Other behaviours the SRA said it had seen that could put firms at odds with its regulations included failing to obtain informed consent from clients or ensure that client money was properly reconciled prior to transfer to a buying firm and, once a firm had been acquired, failing to identify urgent client matters so that deadlines were missed. 

“We appreciate that it can sometimes be in clients’ best interests for a firm to seek a purchaser for a swift acquisition, which ‘leaves nothing behind’, in order to avoid disruption or delay to their matters,” the SRA explained.

“On other occasions, it can be in clients’ best interests for the firm, for example, to arrange to transfer specific parts of the business or particular matter types. When these kinds of decisions are being made, it will be important to ensure that clients’ best interests are at the forefront of those considerations and are clearly documented.”

Making decisions “purely on the grounds of expediency or commercial reasons” would be inappropriate, it added. 

The warning highlighted the need for both sides of a deal to conduct adequate due diligence, noting it had seen instances of firms failing to do any due diligence on the firm they were buying or consider if they had the capacity to do the work they would be getting. Meantime sellers must “investigate concerns about the acquiring firm’s competence, systems, staffing or capacity to act in your clients’ best interests going forward”.

The SRA reminded firms that they must tell it promptly if they are in serious financial difficulty and report that they are being acquired leaving enough time for the regulator to ensure clients’ interests are being protected. 

It added that the SRA had seen situations where solicitor managers had not been appointed when a firm entered administration or liquidation, perhaps to save costs or because the firms were unaware of the need for one. 

“This potentially puts at risk client confidentiality and privilege. It might also lead to breaches of the SRA Accounts Rules in respect of the handling and management of client money,” it warned. 

Failure to have proper regard to the warning notice is likely to lead to disciplinary action, it added. 

The collapse of consolidator firms like Axiom Ince has led to questions over how proactive the SRA is in monitoring firms that grow rapidly through acquisitions. Legal Futures reported that the regulator’s chief executive, Paul Phillip, said last autumn that more active checks on law M&A deals before they conclude would significantly increase its workload and therefore costs. 

However, the new notice warns that “as well as considering enforcement action, we will swiftly take preventative action where we consider that a solicitor or law firm presents an imminent risk to clients, future clients, the public or the public interest. Commonly, this will be where there is a need to protect the public, for example from dishonest solicitors”.
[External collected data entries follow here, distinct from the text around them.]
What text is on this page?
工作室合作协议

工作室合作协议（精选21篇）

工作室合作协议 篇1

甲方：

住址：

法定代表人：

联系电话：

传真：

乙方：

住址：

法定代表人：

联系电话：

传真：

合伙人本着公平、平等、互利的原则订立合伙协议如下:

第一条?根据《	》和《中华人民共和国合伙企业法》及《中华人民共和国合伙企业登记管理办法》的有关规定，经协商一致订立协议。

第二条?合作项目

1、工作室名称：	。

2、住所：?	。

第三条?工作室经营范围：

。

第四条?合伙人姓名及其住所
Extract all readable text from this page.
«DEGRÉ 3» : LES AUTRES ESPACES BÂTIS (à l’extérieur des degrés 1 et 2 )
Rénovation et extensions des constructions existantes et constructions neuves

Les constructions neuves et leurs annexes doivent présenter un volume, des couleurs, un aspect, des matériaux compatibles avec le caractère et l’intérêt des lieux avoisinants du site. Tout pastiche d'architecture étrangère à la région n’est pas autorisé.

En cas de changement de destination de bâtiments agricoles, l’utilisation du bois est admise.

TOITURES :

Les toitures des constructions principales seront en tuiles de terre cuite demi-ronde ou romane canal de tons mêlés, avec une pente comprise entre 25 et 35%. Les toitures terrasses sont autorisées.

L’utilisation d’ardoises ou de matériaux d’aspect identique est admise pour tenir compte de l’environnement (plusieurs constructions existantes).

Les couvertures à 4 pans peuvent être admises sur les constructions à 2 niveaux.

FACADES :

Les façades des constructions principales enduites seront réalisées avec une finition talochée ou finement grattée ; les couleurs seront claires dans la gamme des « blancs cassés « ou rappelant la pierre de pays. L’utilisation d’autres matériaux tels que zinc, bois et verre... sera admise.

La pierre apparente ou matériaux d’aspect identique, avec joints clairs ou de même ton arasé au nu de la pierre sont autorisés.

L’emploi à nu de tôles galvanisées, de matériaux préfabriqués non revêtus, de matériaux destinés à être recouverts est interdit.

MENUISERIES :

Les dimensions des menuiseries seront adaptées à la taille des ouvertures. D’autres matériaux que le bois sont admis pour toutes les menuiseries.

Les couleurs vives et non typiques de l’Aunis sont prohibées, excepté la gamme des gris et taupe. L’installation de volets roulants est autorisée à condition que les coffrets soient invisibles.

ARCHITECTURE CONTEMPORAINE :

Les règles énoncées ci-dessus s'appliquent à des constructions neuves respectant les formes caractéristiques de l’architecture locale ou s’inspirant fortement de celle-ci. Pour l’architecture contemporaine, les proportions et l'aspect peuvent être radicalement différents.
The notice could be updated to include learning from the SRA’s ongoing consumer protection review, which is looking at issues including risks associated with M&A, and its thematic review of growth strategies across the legal sector. 

There is also the potential for further guidance or changes to the SRA’s approach in its oversight of law firm M&A once the LSB’s review into its own conduct is completed. 

CM Murray partner Corinne Staves, who specialises in partnership law, commented: “Significant consolidation in the legal services market looks set to continue in 2024, with cash being a critical issue for firms of all shapes and sizes. What the SRA’s note doesn’t do is answer some of the criticisms levelled at the SRA in the wake of Axiom Ince. Critics may argue that reiterating that firms in financial difficulties must tell the regulator in a timely fashion would not have prevented the harms the profession has recently witnessed. 

“Having said that, the fact that the SRA has issued this warning notice reassures – and warns – law firms that this issue is now a priority for the regulator. The prominent link to enforcement action may mean that firmer enforcement action will follow.”